Still, he was extending a tradition, not blowing it up.

So, extending a tradition equals one-upmanship. Air-tight logic, there. I won’t touch it.

Beethoven demonstrates an absolute grasp of the techniques and strategies of his forbears [sic], in his key plans, in his classical structural proportions, in melodic materials that are contrasting but compatible, and in his uncanny economy of means.

You, Forbears. Me, Dances with Scherzo. [Sorry. I have no real complaint. I just don't like that word.]

I know it’s been a while, but I don’t remember discussing classical structural proportions. Nor do I remember talking about contrasting melodic materials and their compatibility. Oh, yeah. I also don’t remember anything about Beethoven’s uncanny economy of means.

This is getting silly. Seriously, this is what the article sounds like:

Beethoven is interesting. He wanted to be really good. Sisman says that he may have borrowed things from Mozart and Haydn to do that. She also says that he borrowed a creepy thing from opera. The first few measures are pretty cool. Later, he scaled cliffs in the fog. Hadyn did cool things, first. But Beethoven really, really wanted to be good. So he made his pieces with forward drive. He also used other techniques that he learned from his Four Bears, but I don’t want to talk about them.

Am I really all that far-off?

Beethoven was willful, and this music sounds willful.


But very little in the First Symphony is arbitrary, even when Beethoven recomposes a recapitulation or sees to a bit of developmental unfinished business by enlarging a coda.

On the other hand, I dislike ice cream on cold days. I remember once I had some ice cream on a cold day and the record store was closed. And Mom wouldn’t allow us to come inside until Dad mowed the lawn. But the Civil War escalated beyond the point of zero French involvement.

We didn’t talk about any of this. Ever.

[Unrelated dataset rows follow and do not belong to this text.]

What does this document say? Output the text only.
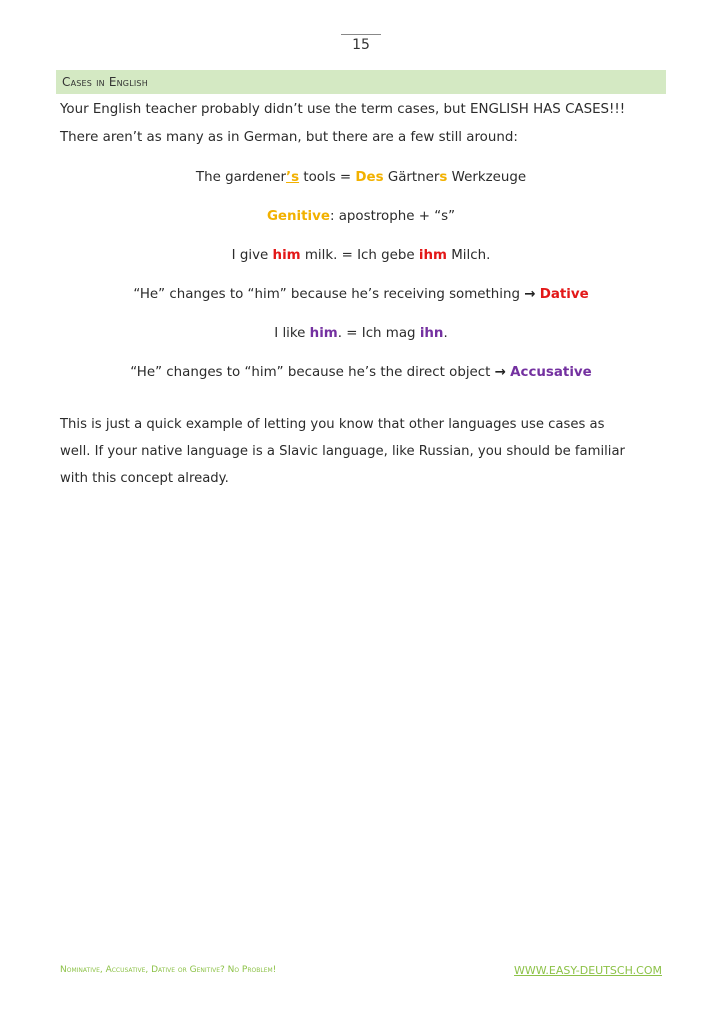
15
Cases in English
Your English teacher probably didn’t use the term cases, but ENGLISH HAS CASES!!!
There aren’t as many as in German, but there are a few still around:
The gardener’s tools = Des Gärtners Werkzeuge
Genitive: apostrophe + “s”
I give him milk. = Ich gebe ihm Milch.
“He” changes to “him” because he’s receiving something → Dative
I like him. = Ich mag ihn.
“He” changes to “him” because he’s the direct object → Accusative
This is just a quick example of letting you know that other languages use cases as
well. If your native language is a Slavic language, like Russian, you should be familiar
with this concept already.
Nominative, Accusative, Dative or Genitive? No Problem!	WWW.EASY-DEUTSCH.COM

Ever. ...!??!?!...

(goes back to corner, curls up, eyes redden)

The First Symphony, historically, has been discounted as Haydnesque...

I prefer Haydnian.

... and, therefore, backward-looking.


True, Beethoven went further in later works; the First does not point toward Romanticism to the degree of the Sixth or the Ninth.

(yells from across room, tears flowing)

But we were talking about the First Symphony! Jerk!

But the First is no mere promising work by a young fellow finding his voice. Beethoven knew exactly what he was about, down to the smallest detail.

( yells from across room)

Yeah! He was about stealing things from Mozart and Haydn just so he could throw it back in their faces! I hate reading these things!

He was after brilliance in the First Symphony, and he got it.

(screams from across room)

But this wasn’t about brilliance!

(gets up, finds Dad’s gun, inserts muzzle of gun into mouth, ...)


Sator Arepo said...

Um. Everyone wrote their first Symphony in C Major. It was tradition. Prokofiev. Shostakovich. Everyone. It was like a rite of passage.

Weird. I wonder if he read that book by the Beethoven lady?

Vis-a-vis feeling toward a tonality, I think Strini refers to more tonally ambiguous passages, like transitory material. But that's not clear from the article, that's my best guess at what he thinks he's getting at.

Kinda all over the place, huh?

Aaron said...

"Beethoven on a rooftop, naked: “You hear that, world! I am asserting myself in a tradition! Take that!”"

Man, I missed that scene in "Immortal Beloved". I bet Gary Oldman was awesome doing that.